Die Geschichten um das Volk der Hmong haben mich neugierig gemacht, ich werde bestimmt noch mehr darüber lesen.
 
Wie schnell man durch zu viel blindes Vertrauen Fremden gegenüber in die Falle tappen kann war erschreckend und doch sehr realistisch dargestellt.
Die veranschaulichten Unterschiede, gerade in der Gesetzgebung und Unterbringung der Gefangenen war erschreckend und doch gut vorstellbar. Andere Länder, andere Sitten. Da sollte man schon ganz genau wissen wie man sich verhält und was man zu riskieren bereit ist.
 
Wer sich für fremde Kulturen und die geschichtlichen Hintergründe, bzw. verschiedene Völker oder speziell die Hmong interessiert kommt hier voll und ganz auf seine Kosten.
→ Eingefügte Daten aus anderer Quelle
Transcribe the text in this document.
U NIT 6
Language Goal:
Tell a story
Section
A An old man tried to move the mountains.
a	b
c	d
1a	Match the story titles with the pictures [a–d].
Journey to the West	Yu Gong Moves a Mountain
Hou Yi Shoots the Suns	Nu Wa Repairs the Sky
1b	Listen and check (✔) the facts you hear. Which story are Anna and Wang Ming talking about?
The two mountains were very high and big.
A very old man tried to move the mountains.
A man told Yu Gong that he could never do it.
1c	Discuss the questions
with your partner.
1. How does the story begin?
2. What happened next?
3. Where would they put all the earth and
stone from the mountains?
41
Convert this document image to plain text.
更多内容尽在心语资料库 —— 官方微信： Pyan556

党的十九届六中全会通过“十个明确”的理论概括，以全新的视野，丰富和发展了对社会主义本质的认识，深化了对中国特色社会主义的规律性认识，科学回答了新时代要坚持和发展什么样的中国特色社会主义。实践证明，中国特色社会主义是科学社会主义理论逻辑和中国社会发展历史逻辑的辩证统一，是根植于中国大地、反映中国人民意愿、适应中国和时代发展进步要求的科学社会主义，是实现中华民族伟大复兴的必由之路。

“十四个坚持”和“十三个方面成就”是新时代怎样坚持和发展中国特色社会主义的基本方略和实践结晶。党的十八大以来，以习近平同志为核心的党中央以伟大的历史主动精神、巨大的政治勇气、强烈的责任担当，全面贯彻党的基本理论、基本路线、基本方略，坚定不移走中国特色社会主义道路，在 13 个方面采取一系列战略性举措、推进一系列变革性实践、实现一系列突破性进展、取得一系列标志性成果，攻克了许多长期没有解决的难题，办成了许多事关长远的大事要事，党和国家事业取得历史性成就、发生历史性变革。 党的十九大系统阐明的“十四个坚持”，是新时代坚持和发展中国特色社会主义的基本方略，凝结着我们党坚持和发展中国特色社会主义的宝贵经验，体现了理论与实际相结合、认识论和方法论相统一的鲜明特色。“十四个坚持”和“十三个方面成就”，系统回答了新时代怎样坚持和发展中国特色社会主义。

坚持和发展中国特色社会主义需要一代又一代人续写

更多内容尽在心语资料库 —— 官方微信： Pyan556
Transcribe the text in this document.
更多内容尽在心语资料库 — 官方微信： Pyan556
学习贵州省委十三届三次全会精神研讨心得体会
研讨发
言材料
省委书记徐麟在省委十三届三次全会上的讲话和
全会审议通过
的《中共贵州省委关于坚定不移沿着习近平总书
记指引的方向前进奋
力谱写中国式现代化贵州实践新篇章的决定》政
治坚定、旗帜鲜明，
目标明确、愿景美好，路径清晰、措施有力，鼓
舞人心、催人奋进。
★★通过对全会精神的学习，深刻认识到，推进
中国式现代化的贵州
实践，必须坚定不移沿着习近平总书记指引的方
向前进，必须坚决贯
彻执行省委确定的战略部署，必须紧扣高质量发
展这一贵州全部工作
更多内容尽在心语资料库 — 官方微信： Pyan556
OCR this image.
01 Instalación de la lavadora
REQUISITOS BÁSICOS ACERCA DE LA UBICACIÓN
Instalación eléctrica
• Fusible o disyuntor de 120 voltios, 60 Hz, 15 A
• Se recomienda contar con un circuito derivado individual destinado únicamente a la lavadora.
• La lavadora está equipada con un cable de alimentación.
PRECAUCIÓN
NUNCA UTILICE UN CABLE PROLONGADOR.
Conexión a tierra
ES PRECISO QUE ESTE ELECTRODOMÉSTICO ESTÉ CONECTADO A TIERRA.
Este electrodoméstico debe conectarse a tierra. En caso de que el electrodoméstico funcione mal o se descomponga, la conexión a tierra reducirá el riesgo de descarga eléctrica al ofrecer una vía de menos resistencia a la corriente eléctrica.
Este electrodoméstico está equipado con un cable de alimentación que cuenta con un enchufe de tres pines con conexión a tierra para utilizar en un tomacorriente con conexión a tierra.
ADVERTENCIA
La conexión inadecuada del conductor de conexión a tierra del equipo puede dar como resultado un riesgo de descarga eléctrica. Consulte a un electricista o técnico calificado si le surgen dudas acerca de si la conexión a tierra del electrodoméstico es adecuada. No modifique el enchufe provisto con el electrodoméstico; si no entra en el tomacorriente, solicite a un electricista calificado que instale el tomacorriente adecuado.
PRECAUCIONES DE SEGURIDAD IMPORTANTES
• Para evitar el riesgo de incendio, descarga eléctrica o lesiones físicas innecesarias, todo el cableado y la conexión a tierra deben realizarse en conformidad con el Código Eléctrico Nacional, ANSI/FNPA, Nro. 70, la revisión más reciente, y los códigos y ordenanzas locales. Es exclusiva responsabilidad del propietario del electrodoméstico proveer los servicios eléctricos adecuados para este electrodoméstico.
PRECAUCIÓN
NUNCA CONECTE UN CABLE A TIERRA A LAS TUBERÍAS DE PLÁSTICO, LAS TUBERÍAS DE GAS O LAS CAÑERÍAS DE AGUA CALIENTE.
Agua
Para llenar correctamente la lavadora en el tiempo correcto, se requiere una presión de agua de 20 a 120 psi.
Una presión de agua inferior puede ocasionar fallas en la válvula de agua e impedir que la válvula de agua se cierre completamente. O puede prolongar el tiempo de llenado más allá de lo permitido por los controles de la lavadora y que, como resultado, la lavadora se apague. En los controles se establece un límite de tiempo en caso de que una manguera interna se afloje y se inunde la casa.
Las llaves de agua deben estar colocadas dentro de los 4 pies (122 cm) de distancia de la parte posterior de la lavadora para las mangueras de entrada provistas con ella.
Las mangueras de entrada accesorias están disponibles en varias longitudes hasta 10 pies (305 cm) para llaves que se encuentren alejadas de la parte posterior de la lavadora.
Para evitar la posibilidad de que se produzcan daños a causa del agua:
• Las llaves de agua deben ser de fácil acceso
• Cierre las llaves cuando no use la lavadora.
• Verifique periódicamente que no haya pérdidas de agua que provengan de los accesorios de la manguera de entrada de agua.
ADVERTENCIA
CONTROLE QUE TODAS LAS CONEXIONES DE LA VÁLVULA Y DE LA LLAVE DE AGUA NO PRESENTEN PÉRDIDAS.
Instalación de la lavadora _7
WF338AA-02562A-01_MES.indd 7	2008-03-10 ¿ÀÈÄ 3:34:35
Dazu bedarf es auch keiner Vorkenntnisse, da alles sehr gut  beschrieben wird.
 
Also auf in neue Abenteuer!

Autorenporträt:

Michael Schultze, Jahrgang 1956, studierte Politikwissenschaften und die Geschichte Südostasiens. Seit 1982 bereist und beschreibt er die Region, bevor es ihn letztlich ganz nach Laos verschlug. Bisher verfasste er vor allem Sachbücher und Zeitungsartikel über Land und Leute. Sein erster Roman fügt nun den Tatsachen eine gute Portion Fantasie hinzu. Ein Balanceakt zwischen Fiktion und Realität.